Luc Gélinas est journaliste sportif à RDS et couvre les activités liées aux Canadiens de Montréal depuis 1992. Il a aussi signé plusieurs livres à succès au cours des dernières années, dont Steve Bégin : ténacité, courage, leadership ainsi que les séries jeunesse C’est la faute à… (Hurtubise) et L’étonnante saison des Pumas (Éditions Z’ailées).
Le 19 novembre 2010, l’ancien entraîneur du Canadien Pat Burns rendait l’âme à l’âge de 58 ans, après un long combat contre le cancer. Dix ans plus tard, c’est impossible d’avoir oublié un personnage aussi imposant et coloré. Surtout que Pat a été le premier entraîneur que j’ai côtoyé lors de mes timides débuts au Forum à l’automne de 1989. Et le jeunot que j’étais ne voulait pas commencer sa carrière en se mettant à dos le bourru personnage!
Sans aller jusqu’à dire que j’étais terrifié par Pat à l’époque, disons que je choisissais méticuleusement mes mots avant chaque question. Si certains vétérans étaient capables d’entretenir des échanges coriaces avec l’ancienne police, je ne voulais personnellement pas tester sa patience. Mais comme dans toutes choses, les bonnes recrues finissent par prendre de la confiance. Je me souviens parfaitement de la fois où j’avais voulu le défier. C’était en 1992, lors du camp d’entraînement des Maple Leaf. Il avait quitté Montréal quelques mois plus tôt et le patron m’avait envoyé couvrir sa première journée de travail à Toronto. Pat avait été grognon toute la journée, autant lors de l’entrevue officielle que dans nos échanges de courtoisie. Alors avant de quitter le vieux Garden, j’avais rassemblé tout mon courage et j’étais allé frapper à sa porte.
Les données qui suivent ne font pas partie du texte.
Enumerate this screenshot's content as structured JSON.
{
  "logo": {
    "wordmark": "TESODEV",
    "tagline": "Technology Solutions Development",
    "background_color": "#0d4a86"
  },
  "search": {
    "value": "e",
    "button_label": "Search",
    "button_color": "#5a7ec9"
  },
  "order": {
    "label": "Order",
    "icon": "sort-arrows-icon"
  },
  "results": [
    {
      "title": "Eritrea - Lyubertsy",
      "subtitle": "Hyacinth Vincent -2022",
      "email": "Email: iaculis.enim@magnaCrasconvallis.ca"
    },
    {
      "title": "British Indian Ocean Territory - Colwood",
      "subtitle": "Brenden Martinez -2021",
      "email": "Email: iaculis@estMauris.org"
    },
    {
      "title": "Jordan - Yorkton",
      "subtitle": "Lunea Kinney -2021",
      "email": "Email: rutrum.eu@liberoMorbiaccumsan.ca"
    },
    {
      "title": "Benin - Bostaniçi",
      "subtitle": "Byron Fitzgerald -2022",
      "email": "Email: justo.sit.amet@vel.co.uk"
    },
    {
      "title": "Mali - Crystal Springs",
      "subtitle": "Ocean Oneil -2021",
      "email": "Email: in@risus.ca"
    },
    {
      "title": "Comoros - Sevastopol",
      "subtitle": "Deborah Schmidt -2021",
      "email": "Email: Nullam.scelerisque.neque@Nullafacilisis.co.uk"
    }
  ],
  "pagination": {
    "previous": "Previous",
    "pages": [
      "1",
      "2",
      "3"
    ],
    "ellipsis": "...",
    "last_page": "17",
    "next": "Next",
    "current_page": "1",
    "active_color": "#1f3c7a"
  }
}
Avant de cogner, j’avais répété au moins dix fois ce que je voulais lui dire, autant les mots que l’intonation. Quand il a ouvert, d’une voix forte et assurée, j’ai commencé en lui disant « Ouais ben j’ai fini, Pat. Je repars pour Montréal ». Et avant que j’ajoute quoi que ce soit, il a désamorcé mon attaque. « Heille excuse-moi, Luc, j’étais dans le jus aujourd’hui et je ne me suis pas occupé de toi. On va se reprendre le prochain coup. » J’étais presque déçu!
Je me souviens aussi de sa conquête de la Coupe Stanley en 2003 avec les Devils. À l’époque, RDS diffusait la finale et avant chaque partie, nous recevions en studio les principaux acteurs des deux équipes. La veille du cinquième duel, nous avions croisé Pat après l’entraînement de son club et l’ancien collègue Yvon Pednault ne s’était pas gêné pour réellement le brasser, car il avait décliné toutes nos demandes d’entrevues. « Moé, j’veux vous parler. C’est mon boss Lou Lamoriello qui veut pas. Demain, arrivez icitte de bonne heure pis je vais la faire, votre entrevue. Toé, Luc, tu vas surveiller la porte, pis quand on va avoir fini, tu vas me dire si y’a personne dans le corridor. » Nous étions tous complètement abasourdis! Pat Burns, la grosse police mal engueulée, qui n’avait peur de personne, allait faire une entrevue anodine en cachette.
Le lendemain, tout s’est déroulé exactement comme prévu alors que j’ai tenu le rôle d’agent de sécurité à la porte du studio! Quand je repense à tout ça, deux choses me viennent en tête. Pat Burns aimait bien jouer le rôle du vilain, mais c’était un fichu gars… et attention à Lou Lamoriello!